Our study is limited due to the included studies where the WHO Africa and South-East Asia regions are not represented. Our OCI prevalence could therefore be over- or underestimated. Substantial residual statistical heterogeneity in prevalence measures was identified in all aggregate and subgroup meta-analyses. Despite these limitations, the main strength of our study is that we identified a very large number of studies, which covered multiple categories of symptomatic, apparently healthy populations and those at high risk of HCV infection. We also accounted for the variability of the prevalence according to the anti-HCV serostatus.

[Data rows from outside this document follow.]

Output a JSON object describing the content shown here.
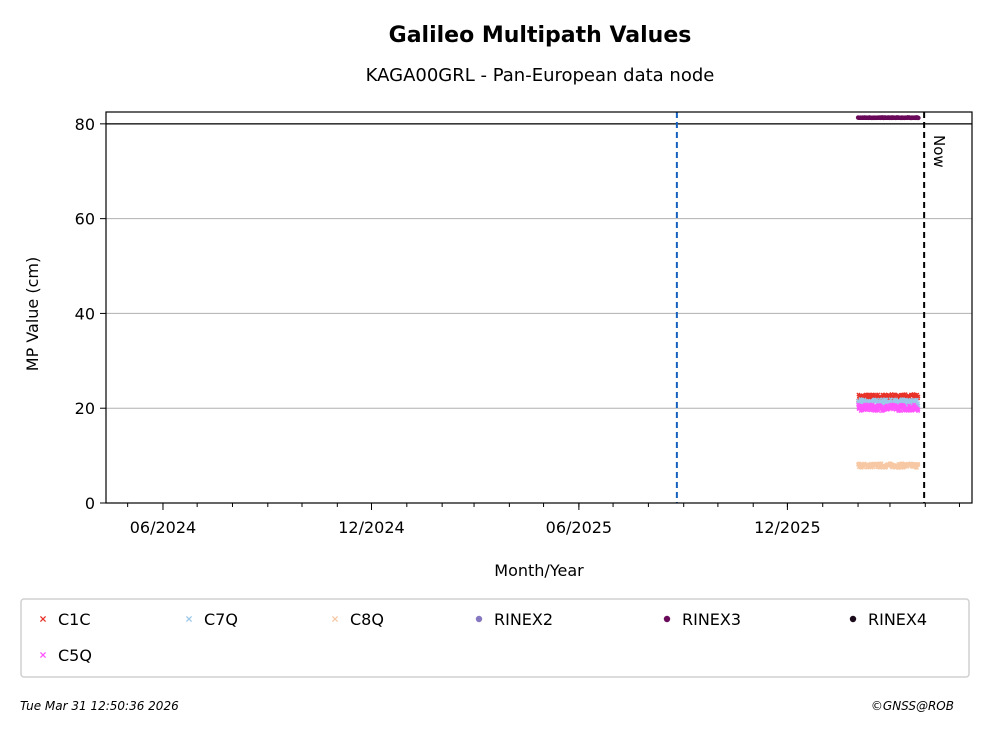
{
  "chart_data": {
    "type": "scatter",
    "title": "Galileo Multipath Values",
    "subtitle": "KAGA00GRL - Pan-European data node",
    "xlabel": "Month/Year",
    "ylabel": "MP Value (cm)",
    "ylim": [
      0,
      82.5
    ],
    "xlim": [
      "2024-04-12",
      "2026-05-12"
    ],
    "x_ticks": [
      {
        "date": "2024-06-01",
        "label": "06/2024"
      },
      {
        "date": "2024-12-01",
        "label": "12/2024"
      },
      {
        "date": "2025-06-01",
        "label": "06/2025"
      },
      {
        "date": "2025-12-01",
        "label": "12/2025"
      }
    ],
    "y_ticks": [
      0,
      20,
      40,
      60,
      80
    ],
    "grid": "horizontal",
    "threshold_line": {
      "y": 80,
      "color": "#000000"
    },
    "vertical_lines": [
      {
        "date": "2025-08-26",
        "style": "dashed",
        "color": "#1560bd"
      },
      {
        "date": "2026-03-31",
        "style": "dashed",
        "color": "#000000",
        "label": "Now"
      }
    ],
    "series": [
      {
        "name": "C1C",
        "color": "#e8332a",
        "marker": "x",
        "x_range": [
          "2026-02-01",
          "2026-03-26"
        ],
        "y_center": 22.3,
        "y_spread": 0.7
      },
      {
        "name": "C7Q",
        "color": "#9cc8e8",
        "marker": "x",
        "x_range": [
          "2026-02-01",
          "2026-03-26"
        ],
        "y_center": 21.2,
        "y_spread": 0.7
      },
      {
        "name": "C8Q",
        "color": "#f7c8a4",
        "marker": "x",
        "x_range": [
          "2026-02-01",
          "2026-03-26"
        ],
        "y_center": 7.9,
        "y_spread": 0.5
      },
      {
        "name": "RINEX2",
        "color": "#8577c0",
        "marker": "o",
        "x_range": null,
        "y_center": null,
        "y_spread": 0
      },
      {
        "name": "RINEX3",
        "color": "#6a0a5a",
        "marker": "o",
        "x_range": [
          "2026-02-01",
          "2026-03-26"
        ],
        "y_center": 81.3,
        "y_spread": 0.05
      },
      {
        "name": "RINEX4",
        "color": "#1a0a1a",
        "marker": "o",
        "x_range": null,
        "y_center": null,
        "y_spread": 0
      },
      {
        "name": "C5Q",
        "color": "#ff55ff",
        "marker": "x",
        "x_range": [
          "2026-02-01",
          "2026-03-26"
        ],
        "y_center": 20.1,
        "y_spread": 0.7
      }
    ]
  },
  "footer": {
    "timestamp": "Tue Mar 31 12:50:36 2026",
    "copyright": "©GNSS@ROB"
  }
}
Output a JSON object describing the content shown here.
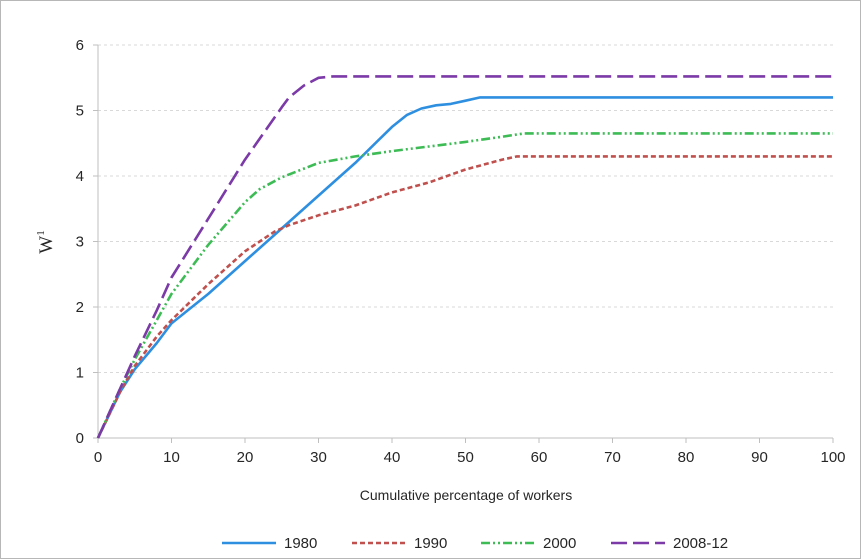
{
  "chart_data": {
    "type": "line",
    "title": "",
    "xlabel": "Cumulative percentage of workers",
    "ylabel": "W",
    "ylabel_superscript": "1",
    "xlim": [
      0,
      100
    ],
    "ylim": [
      0,
      6
    ],
    "x_ticks": [
      "0",
      "10",
      "20",
      "30",
      "40",
      "50",
      "60",
      "70",
      "80",
      "90",
      "100"
    ],
    "y_ticks": [
      "0",
      "1",
      "2",
      "3",
      "4",
      "5",
      "6"
    ],
    "grid": "horizontal dashed",
    "legend_position": "bottom",
    "series": [
      {
        "name": "1980",
        "color": "#2e8fe0",
        "dash": "solid",
        "x": [
          0,
          3,
          5,
          8,
          10,
          15,
          20,
          25,
          30,
          35,
          40,
          42,
          44,
          46,
          48,
          50,
          52,
          60,
          70,
          80,
          90,
          100
        ],
        "y": [
          0,
          0.7,
          1.05,
          1.45,
          1.75,
          2.2,
          2.7,
          3.2,
          3.7,
          4.2,
          4.75,
          4.93,
          5.03,
          5.08,
          5.1,
          5.15,
          5.2,
          5.2,
          5.2,
          5.2,
          5.2,
          5.2
        ]
      },
      {
        "name": "1990",
        "color": "#c0504d",
        "dash": "short",
        "x": [
          0,
          3,
          5,
          8,
          10,
          15,
          20,
          24,
          26,
          30,
          35,
          40,
          45,
          50,
          55,
          57,
          60,
          70,
          80,
          90,
          100
        ],
        "y": [
          0,
          0.7,
          1.1,
          1.55,
          1.8,
          2.35,
          2.85,
          3.15,
          3.25,
          3.4,
          3.55,
          3.75,
          3.9,
          4.1,
          4.25,
          4.3,
          4.3,
          4.3,
          4.3,
          4.3,
          4.3
        ]
      },
      {
        "name": "2000",
        "color": "#3dbb55",
        "dash": "dashdotdot",
        "x": [
          0,
          3,
          5,
          8,
          10,
          15,
          20,
          22,
          25,
          30,
          35,
          40,
          45,
          50,
          55,
          58,
          60,
          70,
          80,
          90,
          100
        ],
        "y": [
          0,
          0.75,
          1.2,
          1.8,
          2.2,
          2.95,
          3.6,
          3.8,
          3.98,
          4.2,
          4.3,
          4.38,
          4.45,
          4.52,
          4.6,
          4.65,
          4.65,
          4.65,
          4.65,
          4.65,
          4.65
        ]
      },
      {
        "name": "2008-12",
        "color": "#7b3aa7",
        "dash": "long",
        "x": [
          0,
          3,
          5,
          8,
          10,
          15,
          20,
          25,
          26,
          28,
          30,
          32,
          40,
          50,
          60,
          70,
          80,
          90,
          100
        ],
        "y": [
          0,
          0.75,
          1.25,
          1.95,
          2.45,
          3.35,
          4.25,
          5.05,
          5.2,
          5.38,
          5.5,
          5.52,
          5.52,
          5.52,
          5.52,
          5.52,
          5.52,
          5.52,
          5.52
        ]
      }
    ]
  }
}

Our results suggest that the implementation of screening programs for OCI in high-risk populations, especially patients with hematologic complications, hemodialysis patients, and patients with chronic liver disease should be initiated. More studies are needed to assess the transmissibility, clinical significance, long-term outcome, and need for OCI treatment.

CONCLUSION

In conclusion, it appears that the burden of seronegative and seropositive OCI is high and very variable according to regions and categories of populations.

ARTICLE HIGHLIGHTS

Research background

In 2004, Castillo et al first described an unknown form of hepatitis C in humans that was different from the common chronic hepatitis C and was called occult hepatitis C Infection (OCI).

Research motivation

To eradicate hepatitis C virus (HCV) by 2030, as recommended by the WHO, it is crucial to determine the burden of OCI across the different regions of the world and in different population categories.

Research objectives

Highlight the global prevalence of seronegative and seropositive OCI according to population categories and regions of the world.

Research methods

The authors searched PubMed, EMBASE, Global Index Medicus, and Web of Science databases from inception to May 6, 2021. Data were extracted independently by each author and the Hoy et al tool was used to assess the quality of included studies. Prevalence and 95% confidence intervals were determined using random-effect meta-analysis.

Research results

The authors included 85 articles out of the 3950 identified by the electronic search. The combined prevalence of seronegative OCI was 9.61% (95%CI: 6.84-12.73) and the prevalence of seropositive OCI was 13.39% (95%CI: 7.85-19.99). For variations by region, seropositive OCI prevalence was higher in Southern Europe, Northern America, and Northern Africa, and seronegative OCI prevalence was higher in Southern Europe and Northern Africa. For variations by population categories, seronegative OCI prevalence was higher in patients with abnormal liver function, hematological disorders, and kidney diseases.

Research conclusions

The burden of OCI is high and greatly variable according to world regions and population categories.

Research perspectives

Consideration should be given to the implementation of screening programs for OCI in high-risk populations such as patients with hematologic disorders, kidney disease, and those with abnormal liver function.